Village in Lancashire, England

Trawden is a village in the Trawden Forest parish of Pendle, at the foot of Boulsworth Hill, in Lancashire, England. The village co-operatively owns and runs its library, shop, community centre and pub.

In 2022, Trawden was named as the best place to live in the Northwest of England by The Sunday Times.

== Activities ==

As a way of encouraging people to visit Trawden and the surrounding area, a small group of village residents organise and mobilise other villagers in order to hold the annual Trawden Garden Festival and Scarecrow Trail. This takes place over the first weekend in July.

Trawden also holds an annual agricultural show on the 2nd Sunday in August, which many farmers, riders and people from around Lancashire enjoy and take part in.

Trawden Celtic F.C. were champions of the Pendle Charity League Second Division in the 2006–07 season.

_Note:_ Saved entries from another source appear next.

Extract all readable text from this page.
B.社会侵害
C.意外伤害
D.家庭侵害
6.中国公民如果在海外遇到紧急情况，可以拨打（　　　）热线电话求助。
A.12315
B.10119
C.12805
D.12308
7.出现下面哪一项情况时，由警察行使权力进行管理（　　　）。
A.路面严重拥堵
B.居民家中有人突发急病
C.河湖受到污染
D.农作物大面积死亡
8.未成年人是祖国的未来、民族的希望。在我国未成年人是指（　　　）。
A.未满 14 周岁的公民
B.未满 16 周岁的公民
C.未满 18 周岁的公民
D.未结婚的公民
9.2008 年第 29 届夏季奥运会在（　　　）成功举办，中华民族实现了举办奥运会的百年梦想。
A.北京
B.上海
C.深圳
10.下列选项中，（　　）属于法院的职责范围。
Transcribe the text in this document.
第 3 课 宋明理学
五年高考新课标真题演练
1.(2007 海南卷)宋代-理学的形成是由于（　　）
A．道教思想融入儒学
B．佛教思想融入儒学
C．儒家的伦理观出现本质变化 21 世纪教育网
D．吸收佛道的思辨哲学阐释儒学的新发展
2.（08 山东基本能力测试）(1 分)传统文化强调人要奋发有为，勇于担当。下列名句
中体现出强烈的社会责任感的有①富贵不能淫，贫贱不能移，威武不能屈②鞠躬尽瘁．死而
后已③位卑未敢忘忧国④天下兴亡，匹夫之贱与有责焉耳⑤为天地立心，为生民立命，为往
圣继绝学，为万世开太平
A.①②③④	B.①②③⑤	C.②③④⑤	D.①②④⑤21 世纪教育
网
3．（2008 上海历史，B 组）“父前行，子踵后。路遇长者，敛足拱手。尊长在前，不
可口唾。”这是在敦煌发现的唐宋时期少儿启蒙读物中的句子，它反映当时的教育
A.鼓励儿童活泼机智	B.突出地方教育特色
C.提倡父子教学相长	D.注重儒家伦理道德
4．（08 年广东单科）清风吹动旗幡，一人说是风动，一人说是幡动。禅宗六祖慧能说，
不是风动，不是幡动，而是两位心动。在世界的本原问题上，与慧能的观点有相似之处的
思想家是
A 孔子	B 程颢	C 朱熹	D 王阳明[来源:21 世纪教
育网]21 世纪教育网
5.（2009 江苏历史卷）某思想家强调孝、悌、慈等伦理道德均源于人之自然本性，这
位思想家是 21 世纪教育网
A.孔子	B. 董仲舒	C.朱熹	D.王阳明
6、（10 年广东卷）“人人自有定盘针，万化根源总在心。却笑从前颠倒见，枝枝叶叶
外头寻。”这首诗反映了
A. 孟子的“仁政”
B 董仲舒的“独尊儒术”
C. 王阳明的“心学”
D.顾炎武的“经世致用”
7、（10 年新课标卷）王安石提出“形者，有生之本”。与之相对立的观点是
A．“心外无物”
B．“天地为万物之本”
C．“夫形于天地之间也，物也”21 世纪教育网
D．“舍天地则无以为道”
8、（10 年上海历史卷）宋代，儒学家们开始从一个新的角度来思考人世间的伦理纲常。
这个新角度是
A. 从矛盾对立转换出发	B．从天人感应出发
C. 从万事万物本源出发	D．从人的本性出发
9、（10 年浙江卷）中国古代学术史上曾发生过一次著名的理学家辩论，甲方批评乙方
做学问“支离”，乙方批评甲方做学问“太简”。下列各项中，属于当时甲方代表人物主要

The village football team Trawden Celtic F.C currently play their football in the West Lancashire Football League, after 3 seasons of success in the East Lancashire Football League. They played their first game in the West Lancashire League on August 01 2026, running out 5-0 victors away at Cumbria-based Galgate FC. They play their home games at Seedhill Athletics and Leisure Club, located just off the M65 in Barrowford.

Trawden Athletic Club is a running club consisting of around 400 members (as of January 2017) who compete in local and regional road, fell, trail and cross country races.

The Trawden Forest Community Centre is in the heart of the village. The Centre is run by a Committee of Trustees made up of volunteers from the local community. It is entirely self-funded, covering running costs through user fees supplemented by fundraising. Several local groups meet regularly at the centre and it is also used for many private and community events.

Trawden in Bloom is a voluntary organisation which is responsible for planting the baskets around the village, weeding and generally keeping the parish colourful and tidy.
They include is a group of youngsters, called the Young Bloomers, who have their own raised beds for growing flowers and vegetables, besides planting tubs and weeding the pavements.

==Economy==

Agriculture was formerly the main industry of the village and surrounding area, although it did have several mills, most of which have now been demolished for, or converted to, housing.

Wycoller is a lived-in hamlet in the Trawden Forest; it is also an important tourist destination and country park. It is the most visited part of the Forest and there are two visitor centres, the aisled Barn adjoining Wycoller Hall and Pepper Hill Barn, both managed by Lancashire County Council.

The village co-operatively owns and runs its library, shop, community centre and pub, in a venture described in The Daily Telegraph in 2022 as "a model for cooperative local living that offers inspiration and hope to declining settlements across the world". The village took over the library in 2017, obtaining grant funding to rebuild it with solar panels and ground-source heat pump. The village raised £450,000 in 2021 to buy the Victorian era pub. 120 volunteers do 2-hour shifts to operate the shop; it operates profitably with takings of £500,000 a year.